En «El zoo de cristal» Tennesse Williams construye una historia sencilla con absoluta autenticidad basándose para ello en una expresividad de niveles máximos, conseguida a través de la emocionalidad de los diálogos de sus personajes. Amanda, Tom, Laura y Jim hablan tal y como sienten, no como piensan. Esto es lo que nos atrapa, convierte en registro verbal el cómo sentimos, algo que en realidad tan pocas (o ninguna) vez llegamos a hacer, nos moderamos, nos modulamos, nos reprimimos,…, pero rara vez dejamos que el lenguaje se ponga al servicio de nuestras emociones verdaderas, sino que las reformulamos bajo el maquillaje de nuestra retórica personal.
Unamos a esto su narrativa. El momento concreto en que se nos presenta la historia y los personajes tiene una construcción que va más allá de las anotaciones del libreto. Dicha construcción debió quedarse en la cabeza (o en las anotaciones personales) de Tennessee Williams y es la que que marca la evolución tan fluida de la historia, de la individualidad de cada personaje y de su conjunto a través de la red de relaciones existentes entre todos ellos. Es la que nos hace crecer como espectadores/lectores, al ver avanzar «El zoo de cristal» no sólo leemos el texto que tenemos en las manos sino que integramos en él su «pre-texto», el pasado de sus personajes y de la evolución de sus relaciones. Y todo esto con una sutileza máxima, la historia no se ha parado para llevarnos a su pasado, sino que este se ha integrado como manera con la que hacerla evolucionar en su presente (el que estamos viviendo como lectores o espectadores).

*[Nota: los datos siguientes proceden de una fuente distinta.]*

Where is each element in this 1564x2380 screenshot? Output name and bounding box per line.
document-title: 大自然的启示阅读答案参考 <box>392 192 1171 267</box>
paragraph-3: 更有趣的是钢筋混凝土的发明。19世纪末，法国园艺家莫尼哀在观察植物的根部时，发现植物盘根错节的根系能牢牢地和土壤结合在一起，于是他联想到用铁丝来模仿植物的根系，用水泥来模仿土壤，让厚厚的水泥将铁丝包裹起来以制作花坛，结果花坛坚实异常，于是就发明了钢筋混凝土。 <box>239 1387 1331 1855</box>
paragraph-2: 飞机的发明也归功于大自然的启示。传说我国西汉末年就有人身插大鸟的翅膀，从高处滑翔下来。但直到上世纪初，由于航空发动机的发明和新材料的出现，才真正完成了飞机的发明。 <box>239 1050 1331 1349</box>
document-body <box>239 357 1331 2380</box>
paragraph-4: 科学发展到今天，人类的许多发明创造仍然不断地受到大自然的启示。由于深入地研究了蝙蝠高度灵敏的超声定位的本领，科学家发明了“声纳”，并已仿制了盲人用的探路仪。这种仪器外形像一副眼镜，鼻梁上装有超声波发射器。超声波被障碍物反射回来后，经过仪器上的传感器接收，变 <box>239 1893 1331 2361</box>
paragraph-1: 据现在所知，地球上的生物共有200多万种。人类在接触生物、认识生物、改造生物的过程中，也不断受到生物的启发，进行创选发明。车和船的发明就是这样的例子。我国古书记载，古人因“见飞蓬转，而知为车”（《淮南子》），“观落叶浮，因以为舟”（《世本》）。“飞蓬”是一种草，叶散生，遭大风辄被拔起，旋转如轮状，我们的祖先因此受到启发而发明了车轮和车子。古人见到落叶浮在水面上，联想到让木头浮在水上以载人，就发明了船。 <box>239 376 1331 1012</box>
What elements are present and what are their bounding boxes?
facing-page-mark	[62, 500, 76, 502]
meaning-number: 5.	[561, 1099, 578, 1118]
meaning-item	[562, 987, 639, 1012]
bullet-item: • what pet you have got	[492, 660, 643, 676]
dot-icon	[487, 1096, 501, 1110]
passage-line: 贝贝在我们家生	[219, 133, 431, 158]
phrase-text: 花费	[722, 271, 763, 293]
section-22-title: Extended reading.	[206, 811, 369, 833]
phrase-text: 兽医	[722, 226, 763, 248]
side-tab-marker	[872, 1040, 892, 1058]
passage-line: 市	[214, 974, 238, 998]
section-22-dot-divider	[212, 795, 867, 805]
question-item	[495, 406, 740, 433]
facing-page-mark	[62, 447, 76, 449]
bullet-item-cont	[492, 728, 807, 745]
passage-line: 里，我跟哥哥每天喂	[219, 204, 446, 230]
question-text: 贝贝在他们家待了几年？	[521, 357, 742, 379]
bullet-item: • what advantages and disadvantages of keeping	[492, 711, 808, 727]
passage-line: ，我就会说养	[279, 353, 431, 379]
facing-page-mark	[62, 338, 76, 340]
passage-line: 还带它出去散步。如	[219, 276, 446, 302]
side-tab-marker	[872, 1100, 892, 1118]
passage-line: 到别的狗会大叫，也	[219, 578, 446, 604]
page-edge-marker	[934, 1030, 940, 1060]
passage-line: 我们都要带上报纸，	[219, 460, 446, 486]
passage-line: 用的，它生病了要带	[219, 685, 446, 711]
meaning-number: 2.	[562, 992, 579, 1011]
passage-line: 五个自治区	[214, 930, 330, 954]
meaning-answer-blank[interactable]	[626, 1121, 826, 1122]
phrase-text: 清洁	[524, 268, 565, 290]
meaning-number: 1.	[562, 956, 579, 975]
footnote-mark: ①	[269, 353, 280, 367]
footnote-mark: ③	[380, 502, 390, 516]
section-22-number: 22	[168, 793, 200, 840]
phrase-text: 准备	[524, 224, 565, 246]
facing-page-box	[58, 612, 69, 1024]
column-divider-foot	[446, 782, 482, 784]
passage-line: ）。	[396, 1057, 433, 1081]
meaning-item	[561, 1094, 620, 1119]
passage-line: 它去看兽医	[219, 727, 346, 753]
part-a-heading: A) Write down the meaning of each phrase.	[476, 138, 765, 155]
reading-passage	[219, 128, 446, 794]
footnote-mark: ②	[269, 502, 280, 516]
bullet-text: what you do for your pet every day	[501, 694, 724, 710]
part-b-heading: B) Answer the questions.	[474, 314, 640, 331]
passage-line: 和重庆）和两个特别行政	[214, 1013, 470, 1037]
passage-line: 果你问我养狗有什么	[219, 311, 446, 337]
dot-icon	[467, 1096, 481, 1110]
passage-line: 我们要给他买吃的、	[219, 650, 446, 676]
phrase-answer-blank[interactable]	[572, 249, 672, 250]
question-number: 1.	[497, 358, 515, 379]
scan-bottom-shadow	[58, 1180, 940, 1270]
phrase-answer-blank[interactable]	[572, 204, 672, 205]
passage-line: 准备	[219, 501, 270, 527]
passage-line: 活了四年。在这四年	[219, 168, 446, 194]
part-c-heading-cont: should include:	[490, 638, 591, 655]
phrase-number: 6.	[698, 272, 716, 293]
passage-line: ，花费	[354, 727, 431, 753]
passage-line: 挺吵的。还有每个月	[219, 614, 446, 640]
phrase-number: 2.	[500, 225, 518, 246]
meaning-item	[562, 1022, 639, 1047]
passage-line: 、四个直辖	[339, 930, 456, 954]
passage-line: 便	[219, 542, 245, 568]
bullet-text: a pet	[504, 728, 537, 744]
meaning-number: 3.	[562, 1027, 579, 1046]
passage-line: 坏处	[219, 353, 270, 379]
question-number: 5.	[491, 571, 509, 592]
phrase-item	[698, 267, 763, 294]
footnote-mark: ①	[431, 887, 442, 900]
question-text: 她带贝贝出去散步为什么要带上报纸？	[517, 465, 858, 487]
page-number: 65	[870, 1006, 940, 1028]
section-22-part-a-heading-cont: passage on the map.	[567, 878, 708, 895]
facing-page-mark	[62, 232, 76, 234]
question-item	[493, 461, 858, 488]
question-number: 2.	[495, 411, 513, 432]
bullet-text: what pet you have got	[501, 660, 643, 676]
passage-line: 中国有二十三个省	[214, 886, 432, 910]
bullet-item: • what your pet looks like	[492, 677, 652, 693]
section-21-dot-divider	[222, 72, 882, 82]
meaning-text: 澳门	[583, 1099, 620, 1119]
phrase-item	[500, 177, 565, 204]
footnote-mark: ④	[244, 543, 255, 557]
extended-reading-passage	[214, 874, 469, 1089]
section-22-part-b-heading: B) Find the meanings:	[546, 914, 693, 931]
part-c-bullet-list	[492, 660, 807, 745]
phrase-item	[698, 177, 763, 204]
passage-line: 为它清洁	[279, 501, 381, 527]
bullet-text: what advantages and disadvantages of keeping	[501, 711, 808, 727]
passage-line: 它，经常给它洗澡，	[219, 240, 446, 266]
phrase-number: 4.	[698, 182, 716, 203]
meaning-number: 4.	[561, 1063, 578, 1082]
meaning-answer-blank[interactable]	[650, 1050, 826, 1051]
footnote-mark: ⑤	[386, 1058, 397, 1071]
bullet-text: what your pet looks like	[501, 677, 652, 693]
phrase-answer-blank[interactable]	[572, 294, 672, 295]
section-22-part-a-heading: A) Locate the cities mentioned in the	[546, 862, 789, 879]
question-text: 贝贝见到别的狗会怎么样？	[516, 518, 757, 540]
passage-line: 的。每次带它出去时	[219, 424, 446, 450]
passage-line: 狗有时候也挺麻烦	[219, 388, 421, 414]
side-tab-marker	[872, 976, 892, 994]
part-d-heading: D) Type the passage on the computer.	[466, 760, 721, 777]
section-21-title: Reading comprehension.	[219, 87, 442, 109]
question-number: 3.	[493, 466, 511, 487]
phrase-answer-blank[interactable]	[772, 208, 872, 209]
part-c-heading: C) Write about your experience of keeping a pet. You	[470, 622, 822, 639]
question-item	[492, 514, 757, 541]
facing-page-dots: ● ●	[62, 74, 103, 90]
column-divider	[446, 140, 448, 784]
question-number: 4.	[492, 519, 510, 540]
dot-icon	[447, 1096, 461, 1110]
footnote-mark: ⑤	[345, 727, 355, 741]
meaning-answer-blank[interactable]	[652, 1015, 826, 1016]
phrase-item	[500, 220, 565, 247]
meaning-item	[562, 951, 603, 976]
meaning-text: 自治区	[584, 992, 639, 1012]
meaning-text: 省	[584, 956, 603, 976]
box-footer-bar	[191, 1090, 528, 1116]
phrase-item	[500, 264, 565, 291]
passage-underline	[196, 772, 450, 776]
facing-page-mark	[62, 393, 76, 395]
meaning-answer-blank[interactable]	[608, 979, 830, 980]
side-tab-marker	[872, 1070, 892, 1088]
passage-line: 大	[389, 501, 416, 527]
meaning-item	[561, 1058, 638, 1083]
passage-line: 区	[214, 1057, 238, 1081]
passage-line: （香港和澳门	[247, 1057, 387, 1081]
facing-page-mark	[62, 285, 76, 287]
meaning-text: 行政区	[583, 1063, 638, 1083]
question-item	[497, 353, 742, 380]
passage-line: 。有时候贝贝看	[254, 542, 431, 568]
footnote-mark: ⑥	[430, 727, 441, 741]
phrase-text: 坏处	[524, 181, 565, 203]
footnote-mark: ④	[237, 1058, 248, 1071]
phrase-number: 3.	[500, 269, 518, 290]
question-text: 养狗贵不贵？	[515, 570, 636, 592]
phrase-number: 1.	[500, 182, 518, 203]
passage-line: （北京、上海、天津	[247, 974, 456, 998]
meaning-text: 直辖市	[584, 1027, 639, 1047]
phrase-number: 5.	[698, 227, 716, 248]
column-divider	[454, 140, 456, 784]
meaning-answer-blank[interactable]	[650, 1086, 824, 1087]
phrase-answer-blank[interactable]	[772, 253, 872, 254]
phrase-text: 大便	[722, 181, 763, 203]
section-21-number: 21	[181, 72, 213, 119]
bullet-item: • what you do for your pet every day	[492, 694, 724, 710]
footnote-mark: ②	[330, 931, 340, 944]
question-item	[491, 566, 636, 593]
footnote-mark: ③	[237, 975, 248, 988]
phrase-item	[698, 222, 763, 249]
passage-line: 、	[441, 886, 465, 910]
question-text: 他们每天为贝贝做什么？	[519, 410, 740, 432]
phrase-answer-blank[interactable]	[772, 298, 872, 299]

Un texto completo, que incluso cuando acabamos de leer/ver representado no supone su fin. Nos ha inoculado su atmósfera, su esencia. Los personajes y la historia de «El zoo de cristal» ya no son una creación de Tennessee Williams, sino una (re)creación nuestra como espectadores, los hemos hecho nuestros. Nos hemos convertido en testigos, o incluso en actores sin líneas de esta historia. ¿Se le puede pedir más al teatro?